While No Country for Idealists can occasionally feel like a polemic, it is also an engaging portrait of a family. Abraham looms large in the files assembled by ASIO, Immigration, and External Affairs – and in the minds of ASIO and Australian government officials, it seems. Frankel’s book restores his mother to the picture. Tania emerges as strong-willed, capable, and interesting. It may have been Abraham’s decision to move the family to the Soviet Union, but Tania – and her children – did much to secure their return to Australia. Frankel is both candid and gentle in his treatment of his parents. Abraham and Tania appear as intelligent, headstrong, occasionally foolhardy, flawed, yet very warm figures.

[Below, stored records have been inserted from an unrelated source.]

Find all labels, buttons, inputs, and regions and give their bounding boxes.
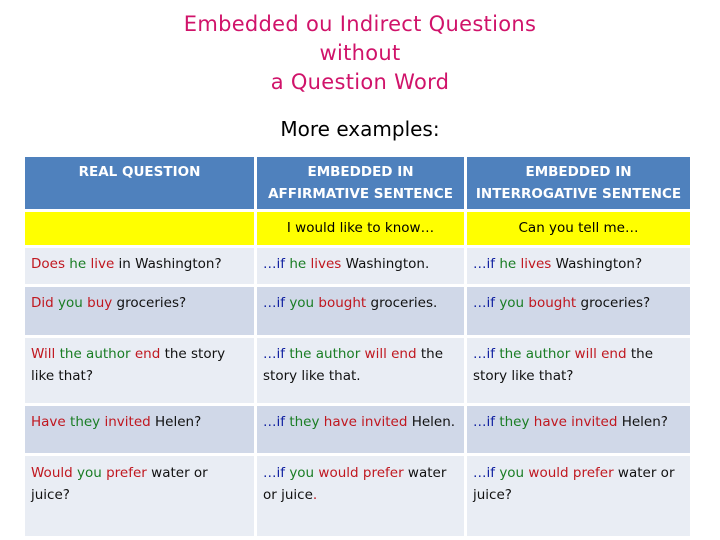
subject-segment: you [77,465,102,481]
verb-segment: Does [31,256,65,272]
text-segment: Washington. [341,256,430,272]
subject-segment: you [58,295,83,311]
subject-segment: he [69,256,87,272]
subject-segment: you [499,295,525,311]
table-row: Did you buy groceries? …if you bought gr… [25,287,690,338]
real-question-cell: Will the author end the story like that? [25,338,257,406]
text-segment: Washington? [551,256,643,272]
title-line: Embedded ou Indirect Questions [183,12,537,36]
verb-segment: lives [310,256,342,272]
interrogative-cell: …if you bought groceries? [467,287,690,338]
conjunction-segment: …if [263,256,286,272]
verb-segment: Did [31,295,54,311]
intro-cell-empty [25,212,257,248]
verb-segment: Will [31,346,56,362]
page-title: Embedded ou Indirect Questions without a… [0,10,720,97]
interrogative-cell: …if the author will end the story like t… [467,338,690,406]
text-segment: in Washington? [114,256,222,272]
table-row: Would you prefer water or juice? …if you… [25,456,690,536]
subject-segment: he [499,256,517,272]
verb-segment: bought [318,295,367,311]
conjunction-segment: …if [473,346,496,362]
interrogative-cell: …if they have invited Helen? [467,406,690,456]
intro-affirmative: I would like to know… [257,212,467,248]
verb-segment: prefer [106,465,147,481]
verb-segment: end [134,346,161,362]
subject-segment: you [289,465,315,481]
conjunction-segment: …if [473,465,496,481]
subject-segment: the author [289,346,361,362]
conjunction-segment: …if [263,346,286,362]
header-interrogative: EMBEDDED IN INTERROGATIVE SENTENCE [467,157,690,212]
verb-segment: have invited [323,414,408,430]
subject-segment: they [70,414,101,430]
text-segment: Helen. [407,414,456,430]
subject-segment: you [499,465,525,481]
text-segment: groceries? [112,295,187,311]
table-row: Will the author end the story like that?… [25,338,690,406]
conjunction-segment: …if [263,414,286,430]
title-line: without [319,41,401,65]
verb-segment: invited [104,414,151,430]
interrogative-cell: …if you would prefer water or juice? [467,456,690,536]
verb-segment: Would [31,465,73,481]
table-row: Have they invited Helen? …if they have i… [25,406,690,456]
real-question-cell: Does he live in Washington? [25,248,257,287]
verb-segment: Have [31,414,66,430]
affirmative-cell: …if he lives Washington. [257,248,467,287]
subject-segment: they [289,414,320,430]
verb-segment: have invited [533,414,618,430]
verb-segment: . [312,487,318,503]
affirmative-cell: …if they have invited Helen. [257,406,467,456]
affirmative-cell: …if you would prefer water or juice. [257,456,467,536]
text-segment: Helen? [617,414,668,430]
text-segment: groceries? [576,295,651,311]
examples-table: REAL QUESTION EMBEDDED IN AFFIRMATIVE SE… [25,157,690,536]
verb-segment: bought [528,295,577,311]
text-segment: groceries. [366,295,438,311]
conjunction-segment: …if [263,295,286,311]
conjunction-segment: …if [473,414,496,430]
text-segment: Helen? [150,414,202,430]
subject-segment: you [289,295,315,311]
section-subtitle: More examples: [280,117,440,141]
subject-segment: the author [59,346,131,362]
real-question-cell: Would you prefer water or juice? [25,456,257,536]
subject-segment: he [289,256,307,272]
real-question-cell: Did you buy groceries? [25,287,257,338]
verb-segment: live [90,256,115,272]
verb-segment: buy [87,295,113,311]
header-affirmative: EMBEDDED IN AFFIRMATIVE SENTENCE [257,157,467,212]
intro-interrogative: Can you tell me… [467,212,690,248]
verb-segment: would prefer [528,465,614,481]
conjunction-segment: …if [263,465,286,481]
verb-segment: will end [364,346,417,362]
header-real-question: REAL QUESTION [25,157,257,212]
verb-segment: will end [574,346,627,362]
conjunction-segment: …if [473,256,496,272]
title-line: a Question Word [270,70,450,94]
table-row: Does he live in Washington? …if he lives… [25,248,690,287]
affirmative-cell: …if you bought groceries. [257,287,467,338]
intro-row: I would like to know… Can you tell me… [25,212,690,248]
interrogative-cell: …if he lives Washington? [467,248,690,287]
subject-segment: they [499,414,530,430]
header-row: REAL QUESTION EMBEDDED IN AFFIRMATIVE SE… [25,157,690,212]
affirmative-cell: …if the author will end the story like t… [257,338,467,406]
verb-segment: would prefer [318,465,404,481]
subject-segment: the author [499,346,571,362]
verb-segment: lives [520,256,552,272]
conjunction-segment: …if [473,295,496,311]
real-question-cell: Have they invited Helen? [25,406,257,456]
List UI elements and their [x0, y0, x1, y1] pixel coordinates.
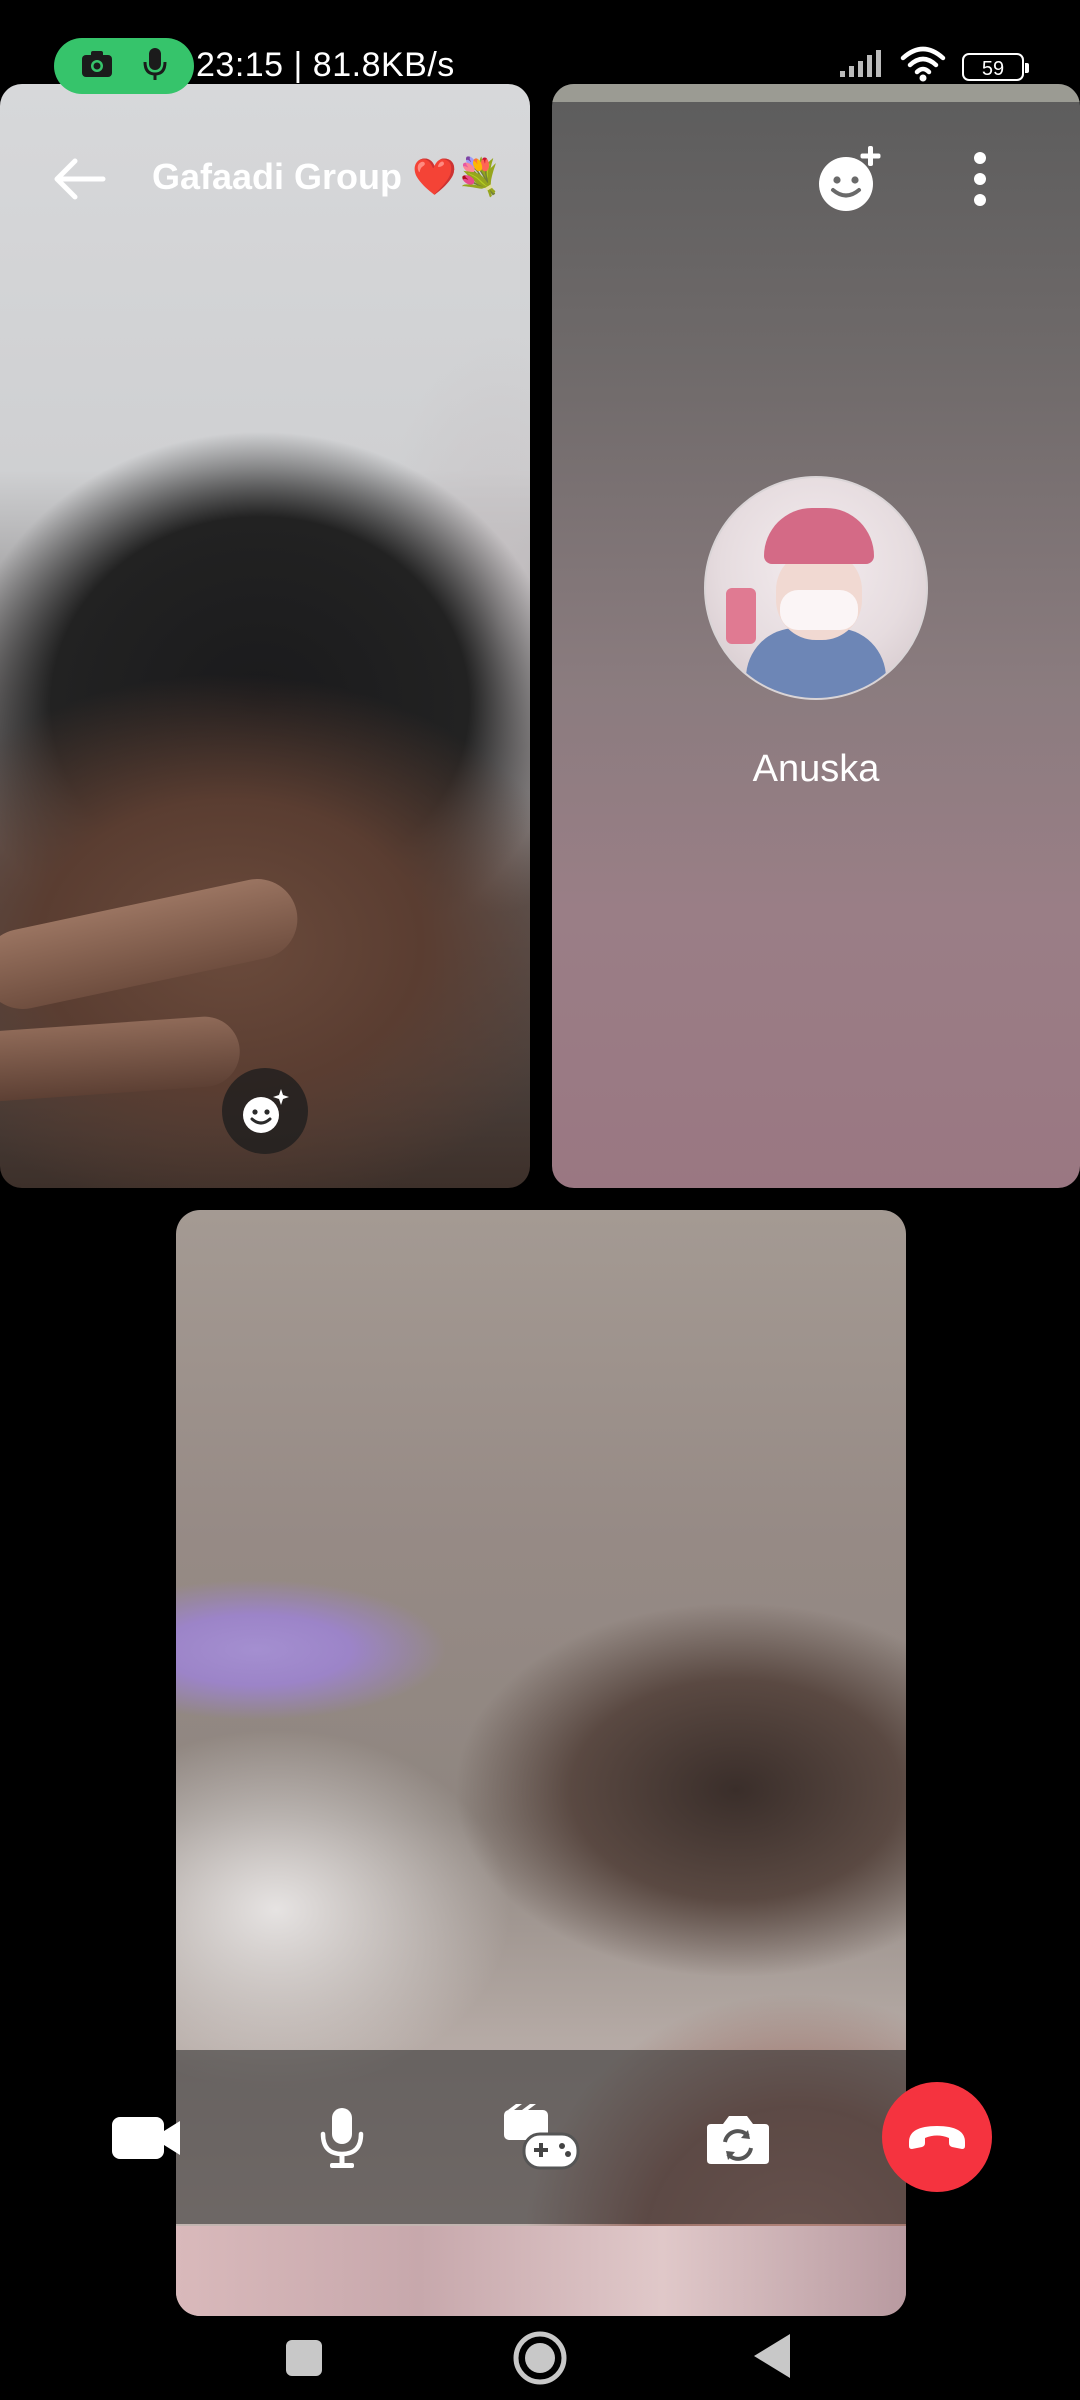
battery-icon: 59 — [962, 52, 1029, 81]
video-camera-icon — [112, 2117, 180, 2159]
heart-emoji: ❤️ — [412, 156, 457, 197]
more-options-button[interactable] — [960, 144, 1000, 214]
bouquet-emoji: 💐 — [456, 156, 502, 197]
effects-button[interactable] — [222, 1068, 308, 1154]
end-call-icon — [909, 2126, 965, 2149]
recording-indicator — [54, 38, 194, 94]
more-vertical-icon — [974, 152, 986, 206]
recents-icon — [286, 2340, 322, 2376]
add-person-smiley-icon — [819, 146, 881, 211]
back-nav-button[interactable] — [752, 2332, 792, 2385]
participant-tile-anuska[interactable]: Anuska — [552, 84, 1080, 1188]
video-call-screen: Anuska 23:15 | 81.8KB/s 59 Gafaadi Group… — [0, 0, 1080, 2400]
sparkle-smiley-icon — [243, 1089, 289, 1133]
home-button[interactable] — [512, 2330, 568, 2391]
back-button[interactable] — [44, 144, 114, 214]
flip-camera-button[interactable] — [690, 2090, 786, 2186]
toggle-video-button[interactable] — [96, 2090, 192, 2186]
signal-icon — [838, 49, 884, 84]
video-content — [176, 2226, 906, 2316]
back-icon — [754, 2334, 790, 2378]
status-time-speed: 23:15 | 81.8KB/s — [196, 46, 455, 84]
status-bar: 23:15 | 81.8KB/s 59 — [0, 0, 1080, 94]
arrow-left-icon — [54, 158, 106, 200]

From the fields of Tel Aviv, to seaside St Kilda, the old city walls of Baku, and the frozen shores of Kerch, No Country for Idealists is a sprawling, spacious tale. Frankel ultimately concludes that his family was richer for its experiences – and this reader was richer for his account of them. Frankel’s memoir brings something that the file could not. It is a warm, lively account of life during the Cold War, on both sides of the Iron Curtain, and of a remarkable family navigating border regimes, political systems, and surveillance.